When a new data center is planned for a community, people often ask, “Are you going to use our water?”
This is a fair question. Water is essential for families, businesses, farms, and the environment. In many areas, water supplies are already stretched. It makes sense for people to want clear answers about what will change when a data center comes to town.
Oracle wants to help communities understand how our AI data centers will affect local water. For example, our centers in New Mexico, Michigan, Texas, and Wisconsin use cooling methods, such as closed-loop systems, chosen with community needs in mind.
No One Size Fits All
The equipment in data centers does important work, but it also creates heat. Cooling systems remove this heat so the equipment can keep running smoothly.
There are several common ways data centers stay cool. To explain the differences, it helps to compare them to things you might use at home.
One method is like putting a fan in the window to move air and push out heat, which works well in cooler places. Another method uses evaporative cooling, similar to a swamp cooler or how sweat cools your skin. In evaporative cooling, water absorbs heat and turns into vapor, which lowers the temperature but uses up water that must be regularly replenished.
A third method is like home air conditioning. Air conditioners use a closed-loop system, which means the cooling fluid (such as water or refrigerant) is kept inside pipes and is reused over and over. Data centers can scale this approach for larger operations.
A well-designed data center uses reliable cooling methods that account for local environmental conditions. The key: Does the system use up the water or recirculate it?
A Closer Look at Closed-Loop Non-Evaporative Systems.
In a closed-loop system like a home air conditioner, the cooling fluid stays inside sealed pipes and is reused rather than being used up.
A closed-loop, non-evaporative cooling system in a data center uses coils and fans to move air, keeping servers efficient. These systems are built to avoid using local water, like evaporative systems.
Introducing Direct To Chip Closed Loop Non-Evaporative Cooling Systems
In our new AI data centers in New Mexico, Michigan, Wisconsin, and Texas, Oracle uses advanced closed-loop systems called direct-to-chip cooling. Instead of cooling the whole room, direct-to-chip cooling removes heat right at the server’s processor a critical component using tubes that carry liquid directly to the chips. This proven method marks the next step in data center design, making our operations more efficient and reliable. Picture direct-to-chip closed-loop cooling like a car’s cooling system.

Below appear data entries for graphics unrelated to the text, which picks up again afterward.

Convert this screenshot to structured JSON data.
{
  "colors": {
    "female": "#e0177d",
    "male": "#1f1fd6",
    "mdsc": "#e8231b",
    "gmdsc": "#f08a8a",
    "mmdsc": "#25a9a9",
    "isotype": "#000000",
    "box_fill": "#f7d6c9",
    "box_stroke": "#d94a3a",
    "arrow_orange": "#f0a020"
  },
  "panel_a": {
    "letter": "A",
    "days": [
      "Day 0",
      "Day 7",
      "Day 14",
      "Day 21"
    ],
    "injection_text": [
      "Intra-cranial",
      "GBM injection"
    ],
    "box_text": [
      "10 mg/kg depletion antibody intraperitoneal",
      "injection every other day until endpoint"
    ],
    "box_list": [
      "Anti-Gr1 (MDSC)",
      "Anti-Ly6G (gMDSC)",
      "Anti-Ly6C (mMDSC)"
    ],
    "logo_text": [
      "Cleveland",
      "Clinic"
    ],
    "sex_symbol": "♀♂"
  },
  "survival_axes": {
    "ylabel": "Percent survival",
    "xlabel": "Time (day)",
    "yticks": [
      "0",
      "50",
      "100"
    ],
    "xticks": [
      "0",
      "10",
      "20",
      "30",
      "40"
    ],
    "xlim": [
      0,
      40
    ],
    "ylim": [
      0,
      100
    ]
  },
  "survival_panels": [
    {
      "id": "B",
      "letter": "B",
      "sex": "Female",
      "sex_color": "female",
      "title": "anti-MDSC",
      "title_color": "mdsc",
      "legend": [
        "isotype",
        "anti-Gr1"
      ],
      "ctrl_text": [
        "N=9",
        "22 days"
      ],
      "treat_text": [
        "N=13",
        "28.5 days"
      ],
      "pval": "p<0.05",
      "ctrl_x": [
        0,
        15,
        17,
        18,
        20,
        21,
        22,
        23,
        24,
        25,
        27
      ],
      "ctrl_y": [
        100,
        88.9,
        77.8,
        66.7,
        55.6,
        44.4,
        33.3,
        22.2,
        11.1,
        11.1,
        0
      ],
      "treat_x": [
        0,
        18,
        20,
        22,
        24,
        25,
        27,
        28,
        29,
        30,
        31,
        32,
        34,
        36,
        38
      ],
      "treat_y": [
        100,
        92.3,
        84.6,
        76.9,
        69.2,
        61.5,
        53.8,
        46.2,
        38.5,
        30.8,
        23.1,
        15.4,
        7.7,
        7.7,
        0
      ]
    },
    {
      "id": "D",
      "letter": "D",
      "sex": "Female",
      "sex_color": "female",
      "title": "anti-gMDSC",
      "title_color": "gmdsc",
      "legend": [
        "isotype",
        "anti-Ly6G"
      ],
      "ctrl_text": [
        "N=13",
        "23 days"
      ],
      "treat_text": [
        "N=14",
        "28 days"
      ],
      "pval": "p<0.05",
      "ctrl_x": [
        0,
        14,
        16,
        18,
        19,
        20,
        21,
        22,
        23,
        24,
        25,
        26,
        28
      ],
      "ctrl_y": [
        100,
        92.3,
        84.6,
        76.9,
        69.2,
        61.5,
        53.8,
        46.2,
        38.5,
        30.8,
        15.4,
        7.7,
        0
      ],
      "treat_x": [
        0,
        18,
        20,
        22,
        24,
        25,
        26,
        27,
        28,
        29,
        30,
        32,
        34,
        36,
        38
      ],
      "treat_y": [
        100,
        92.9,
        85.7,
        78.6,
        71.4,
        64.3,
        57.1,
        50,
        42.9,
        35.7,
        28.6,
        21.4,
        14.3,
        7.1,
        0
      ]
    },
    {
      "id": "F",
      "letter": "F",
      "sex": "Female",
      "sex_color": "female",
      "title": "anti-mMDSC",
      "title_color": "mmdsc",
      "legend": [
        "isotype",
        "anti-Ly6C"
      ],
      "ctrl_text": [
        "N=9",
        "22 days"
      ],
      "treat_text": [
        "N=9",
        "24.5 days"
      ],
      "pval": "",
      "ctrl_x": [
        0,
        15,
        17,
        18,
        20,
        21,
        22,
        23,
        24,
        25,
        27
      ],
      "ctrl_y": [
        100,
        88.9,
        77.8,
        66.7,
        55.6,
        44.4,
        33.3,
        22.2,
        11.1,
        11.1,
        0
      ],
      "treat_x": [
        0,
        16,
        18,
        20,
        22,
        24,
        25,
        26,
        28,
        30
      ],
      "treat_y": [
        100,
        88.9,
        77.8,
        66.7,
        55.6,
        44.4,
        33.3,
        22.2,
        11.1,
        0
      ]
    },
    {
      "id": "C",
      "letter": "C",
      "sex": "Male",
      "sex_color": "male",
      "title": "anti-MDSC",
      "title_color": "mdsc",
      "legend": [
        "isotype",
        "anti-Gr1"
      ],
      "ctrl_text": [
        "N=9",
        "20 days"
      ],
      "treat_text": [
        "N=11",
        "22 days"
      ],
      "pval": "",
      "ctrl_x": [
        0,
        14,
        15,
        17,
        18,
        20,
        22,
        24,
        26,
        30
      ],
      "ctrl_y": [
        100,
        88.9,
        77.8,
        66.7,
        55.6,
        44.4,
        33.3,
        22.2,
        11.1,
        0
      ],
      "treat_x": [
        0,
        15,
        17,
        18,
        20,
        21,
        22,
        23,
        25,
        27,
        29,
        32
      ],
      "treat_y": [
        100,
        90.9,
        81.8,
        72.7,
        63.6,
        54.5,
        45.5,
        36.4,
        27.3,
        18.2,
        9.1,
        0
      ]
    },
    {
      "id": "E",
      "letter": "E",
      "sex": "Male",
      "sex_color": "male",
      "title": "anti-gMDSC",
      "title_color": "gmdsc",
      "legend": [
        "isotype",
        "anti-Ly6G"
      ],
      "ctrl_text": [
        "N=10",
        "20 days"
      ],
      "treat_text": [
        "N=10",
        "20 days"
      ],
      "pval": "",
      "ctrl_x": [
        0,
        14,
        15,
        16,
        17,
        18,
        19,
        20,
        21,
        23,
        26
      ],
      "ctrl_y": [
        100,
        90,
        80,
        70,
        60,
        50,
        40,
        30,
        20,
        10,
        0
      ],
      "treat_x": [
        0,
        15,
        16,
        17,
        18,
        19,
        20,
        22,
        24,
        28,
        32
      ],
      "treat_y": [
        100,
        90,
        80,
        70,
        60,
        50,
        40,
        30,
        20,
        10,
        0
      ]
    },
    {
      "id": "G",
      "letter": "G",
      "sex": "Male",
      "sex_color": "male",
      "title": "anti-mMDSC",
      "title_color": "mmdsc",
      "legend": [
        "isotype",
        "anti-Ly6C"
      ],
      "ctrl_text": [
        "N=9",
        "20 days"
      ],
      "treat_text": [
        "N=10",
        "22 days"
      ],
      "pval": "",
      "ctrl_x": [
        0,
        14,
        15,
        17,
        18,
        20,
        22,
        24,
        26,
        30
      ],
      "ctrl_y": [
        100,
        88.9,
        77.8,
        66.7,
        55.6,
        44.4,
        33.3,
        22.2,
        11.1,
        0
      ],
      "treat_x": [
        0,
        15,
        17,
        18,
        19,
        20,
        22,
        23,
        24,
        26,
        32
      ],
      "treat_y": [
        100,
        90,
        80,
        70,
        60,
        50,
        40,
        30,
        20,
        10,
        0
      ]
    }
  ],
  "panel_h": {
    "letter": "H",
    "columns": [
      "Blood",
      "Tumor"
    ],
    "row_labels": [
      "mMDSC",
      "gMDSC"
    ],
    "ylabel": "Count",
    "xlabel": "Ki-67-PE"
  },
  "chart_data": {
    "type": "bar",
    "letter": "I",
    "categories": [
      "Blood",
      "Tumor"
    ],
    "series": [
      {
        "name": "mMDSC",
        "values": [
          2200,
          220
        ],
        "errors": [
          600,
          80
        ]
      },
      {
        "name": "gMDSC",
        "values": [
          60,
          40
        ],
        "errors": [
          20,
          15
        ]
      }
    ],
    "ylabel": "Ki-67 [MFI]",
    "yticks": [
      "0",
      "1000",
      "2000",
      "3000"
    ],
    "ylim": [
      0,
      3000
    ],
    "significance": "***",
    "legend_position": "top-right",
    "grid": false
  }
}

In a car, coolant moves through the engine, absorbs heat, and then releases it through the radiator, where air cools it down. The liquid doesn’t get used up, and you don’t need to refill it daily. The coolant keeps circulating, cooling the engine right where the heat is generated.
Oracle’s newest AI data centers use the same kind of closed-loop system as in cars, only on a larger scale.

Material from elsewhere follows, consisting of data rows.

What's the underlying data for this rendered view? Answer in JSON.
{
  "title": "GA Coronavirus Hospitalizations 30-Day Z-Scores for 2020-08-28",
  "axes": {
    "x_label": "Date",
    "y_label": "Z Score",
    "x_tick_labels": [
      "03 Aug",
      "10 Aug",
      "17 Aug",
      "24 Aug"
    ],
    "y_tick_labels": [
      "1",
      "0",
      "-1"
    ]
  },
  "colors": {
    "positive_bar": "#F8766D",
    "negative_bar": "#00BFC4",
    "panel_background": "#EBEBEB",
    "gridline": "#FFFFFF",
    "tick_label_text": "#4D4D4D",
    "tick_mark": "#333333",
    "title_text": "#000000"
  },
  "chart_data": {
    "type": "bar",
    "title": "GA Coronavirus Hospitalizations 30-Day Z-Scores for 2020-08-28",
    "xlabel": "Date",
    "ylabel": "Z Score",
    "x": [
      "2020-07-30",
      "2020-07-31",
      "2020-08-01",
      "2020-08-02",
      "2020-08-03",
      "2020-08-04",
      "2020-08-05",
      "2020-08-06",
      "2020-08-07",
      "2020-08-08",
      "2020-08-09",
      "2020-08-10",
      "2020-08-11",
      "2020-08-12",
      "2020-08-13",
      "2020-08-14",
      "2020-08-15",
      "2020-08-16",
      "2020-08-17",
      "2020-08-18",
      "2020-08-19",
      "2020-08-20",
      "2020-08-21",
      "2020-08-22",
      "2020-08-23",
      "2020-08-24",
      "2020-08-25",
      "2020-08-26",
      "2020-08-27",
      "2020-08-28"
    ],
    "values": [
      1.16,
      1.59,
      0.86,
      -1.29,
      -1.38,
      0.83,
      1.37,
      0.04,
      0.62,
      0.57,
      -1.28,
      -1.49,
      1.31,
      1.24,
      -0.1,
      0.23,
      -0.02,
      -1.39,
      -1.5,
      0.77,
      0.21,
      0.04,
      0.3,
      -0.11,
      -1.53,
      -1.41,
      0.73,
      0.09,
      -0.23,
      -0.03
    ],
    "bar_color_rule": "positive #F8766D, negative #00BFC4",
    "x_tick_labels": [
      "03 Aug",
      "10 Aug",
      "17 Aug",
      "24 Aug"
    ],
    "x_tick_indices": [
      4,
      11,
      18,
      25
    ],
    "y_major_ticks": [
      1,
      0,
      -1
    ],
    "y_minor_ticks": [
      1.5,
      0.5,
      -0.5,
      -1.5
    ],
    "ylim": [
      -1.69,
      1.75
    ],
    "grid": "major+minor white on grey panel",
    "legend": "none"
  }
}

Inside the data center, equipment generates heat like a car engine. Sealed pipes filled with liquid absorb and transfer the heat from the servers to heat exchangers; fans cool the liquid, which then recirculates without being consumed.
Simply put, the heat leaves the building, but the cooling liquid stays inside.
The water in the cooling system is like radiator fluid, not gasoline. It circulates and is reused by design.
Proven Design Backed By Data
It’s useful to look at how much water different cooling methods use.
Estimates vary depending on climate and design, but the trend is clear. For example, the Uptime Institute says a typical evaporative cooling system can use millions of gallons of water per megawatt of IT equipment each year. As water evaporates, it must be replenished regularly.
With direct-to-chip closed-loop non-evaporative cooling, the system is filled with water at the start, usually delivered by tanker. After that, it runs as a sealed recirculating system. There’s no evaporation, and there’s no need to keep adding water. Top-offs are rare and only needed in unusual situations. So data centers ongoing water use for cooling is basically zero.
At this point, someone might ask: ” Do you use any water at all? Once operational, daily water use primarily comes from typical office occupancy needs, such as kitchens, restrooms, and break rooms, and is comparable to that of a typical office building.
Why Does All This Matter for Communities?
For communities, using less drinking water for cooling safeguards local resources and reduces competition with other needs.
Oracle invests in local communities for protecting water, hiring locally, partnering with schools, and supporting infrastructure. Using direct-to-chip closed-loop systems reflects our belief that water is valuable and should be conserved.